Chat du rabbin (Le)
Réalisé par Joann Sfar, Antoine Delesvaux (2011)
| Durée | 90 minutes |
| Sortie | 01/06/2011 |
| Note | 6/10 |
A Alger dans les années 1920, le chat du rabbin Sfar est entièrement dévoué à son maître, et à sa fille adolescente Zlabya. Bien qu’il soit capable de parler la langue des humains, il a préféré cacher ce don inouï au rabbin, jusqu’à ce que ce dernier l’accuse – à tort ou à raison – d’avoir dévoré le perroquet familial. Dès lors, le rabbin ne veut plus que le chat fréquente sa fille, par peur qu’il l’éloigne du droit chemin. Profondément attristé, le chat ne voit qu’un seul moyen pour retrouver la confiance de son maître et la compagnie de la belle Zlabya : devenir un bon juif.
La critique
Par Tootpadu 20/05/2011
Le protagoniste à quatre pattes du Chat du rabbin n’a en effet rien des personnages animaliers habituels, qui servent au mieux de soutien fidèle aux exploits héroïques de leur maître ou à contribuer une touche plus comique au ton du récit.
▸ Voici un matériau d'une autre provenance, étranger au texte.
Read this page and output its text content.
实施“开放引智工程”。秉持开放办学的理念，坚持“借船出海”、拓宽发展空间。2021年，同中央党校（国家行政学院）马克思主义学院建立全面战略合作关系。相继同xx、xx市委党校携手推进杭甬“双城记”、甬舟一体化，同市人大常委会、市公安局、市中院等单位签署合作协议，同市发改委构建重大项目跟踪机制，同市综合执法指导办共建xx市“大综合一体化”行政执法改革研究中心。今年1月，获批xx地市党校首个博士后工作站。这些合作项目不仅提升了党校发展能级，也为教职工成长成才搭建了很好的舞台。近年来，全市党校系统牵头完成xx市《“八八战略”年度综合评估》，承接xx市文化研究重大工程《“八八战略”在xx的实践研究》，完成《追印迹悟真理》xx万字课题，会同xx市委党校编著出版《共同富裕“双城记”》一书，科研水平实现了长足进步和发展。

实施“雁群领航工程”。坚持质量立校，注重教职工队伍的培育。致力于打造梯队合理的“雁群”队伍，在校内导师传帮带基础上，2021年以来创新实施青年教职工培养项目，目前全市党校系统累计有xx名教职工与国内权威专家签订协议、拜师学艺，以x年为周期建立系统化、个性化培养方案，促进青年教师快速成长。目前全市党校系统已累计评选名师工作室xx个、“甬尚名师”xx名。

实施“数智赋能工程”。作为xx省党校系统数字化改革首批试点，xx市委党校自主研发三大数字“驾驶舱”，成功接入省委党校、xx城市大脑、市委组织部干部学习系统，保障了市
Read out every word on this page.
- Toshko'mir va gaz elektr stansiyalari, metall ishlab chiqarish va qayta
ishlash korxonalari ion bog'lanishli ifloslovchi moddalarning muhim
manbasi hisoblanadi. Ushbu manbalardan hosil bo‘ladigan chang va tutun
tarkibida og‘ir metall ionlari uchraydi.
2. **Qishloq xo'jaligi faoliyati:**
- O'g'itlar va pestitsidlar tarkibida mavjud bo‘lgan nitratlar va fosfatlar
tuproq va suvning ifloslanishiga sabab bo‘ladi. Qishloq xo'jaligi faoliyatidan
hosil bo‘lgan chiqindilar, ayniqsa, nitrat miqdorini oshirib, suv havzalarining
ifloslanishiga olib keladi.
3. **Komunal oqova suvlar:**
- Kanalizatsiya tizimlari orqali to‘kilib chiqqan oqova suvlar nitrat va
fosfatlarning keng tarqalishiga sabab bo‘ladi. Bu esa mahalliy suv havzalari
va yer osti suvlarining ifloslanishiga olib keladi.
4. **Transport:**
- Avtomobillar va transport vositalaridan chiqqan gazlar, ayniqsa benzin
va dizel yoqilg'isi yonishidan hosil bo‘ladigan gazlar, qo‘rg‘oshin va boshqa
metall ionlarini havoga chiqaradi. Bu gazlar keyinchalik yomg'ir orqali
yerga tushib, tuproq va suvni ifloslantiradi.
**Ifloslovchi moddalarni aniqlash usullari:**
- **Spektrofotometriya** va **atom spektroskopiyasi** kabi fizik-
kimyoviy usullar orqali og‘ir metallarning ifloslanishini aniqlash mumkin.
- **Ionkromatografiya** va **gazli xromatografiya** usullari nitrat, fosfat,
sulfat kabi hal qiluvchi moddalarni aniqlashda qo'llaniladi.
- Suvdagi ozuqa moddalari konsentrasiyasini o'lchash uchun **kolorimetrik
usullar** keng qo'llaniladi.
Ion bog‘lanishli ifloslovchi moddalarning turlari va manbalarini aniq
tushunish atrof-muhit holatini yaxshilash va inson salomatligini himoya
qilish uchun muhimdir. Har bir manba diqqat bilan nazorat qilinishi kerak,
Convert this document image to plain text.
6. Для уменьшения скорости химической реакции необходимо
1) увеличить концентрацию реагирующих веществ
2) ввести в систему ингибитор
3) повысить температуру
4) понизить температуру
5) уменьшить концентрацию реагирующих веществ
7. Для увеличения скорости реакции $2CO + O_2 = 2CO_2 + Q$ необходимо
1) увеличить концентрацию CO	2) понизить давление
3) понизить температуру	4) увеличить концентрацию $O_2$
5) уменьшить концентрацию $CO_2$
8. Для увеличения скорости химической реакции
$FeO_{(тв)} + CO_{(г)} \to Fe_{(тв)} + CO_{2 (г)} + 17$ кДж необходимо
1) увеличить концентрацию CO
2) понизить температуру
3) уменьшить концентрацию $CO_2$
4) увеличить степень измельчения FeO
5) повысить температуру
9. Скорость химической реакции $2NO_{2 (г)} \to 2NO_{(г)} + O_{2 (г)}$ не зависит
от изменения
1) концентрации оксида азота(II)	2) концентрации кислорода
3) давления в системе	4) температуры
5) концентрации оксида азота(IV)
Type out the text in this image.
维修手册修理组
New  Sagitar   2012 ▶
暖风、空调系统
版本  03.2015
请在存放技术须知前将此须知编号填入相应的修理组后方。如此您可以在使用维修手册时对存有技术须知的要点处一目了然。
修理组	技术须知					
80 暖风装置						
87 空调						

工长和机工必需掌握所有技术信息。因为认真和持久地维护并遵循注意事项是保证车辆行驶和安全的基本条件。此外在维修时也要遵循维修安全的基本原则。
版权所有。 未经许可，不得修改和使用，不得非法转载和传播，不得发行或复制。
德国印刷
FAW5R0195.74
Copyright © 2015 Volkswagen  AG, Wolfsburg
Au lieu d’être un simple observateur, le chat prend entièrement part à l’action, jusqu’à la faire dérailler plus d’une fois. Si les réalisateurs Joann Sfar et Antoine Delesvaux lui ont donné la parole, ce n’est pas pour qu’il commente sagement ce qui se passe à l’écran, mais pour interroger habilement les contradictions nées de la cacophonie de certitudes religieuses que les humains profèrent. Le retour un siècle en arrière enlève certes l’aspect brûlant de l’actualité. Mais l’hostilité interconfessionnelle et plus globalement le mépris de la différence sont des sujets assez universels, et hélas récurrents, pour qu’on puisse établir un lien entre la fiction et ce qui se passe autour de nous en ce moment, que ce soit dans le monde arabe ou dans ce point de discorde constant qu’est le proche orient.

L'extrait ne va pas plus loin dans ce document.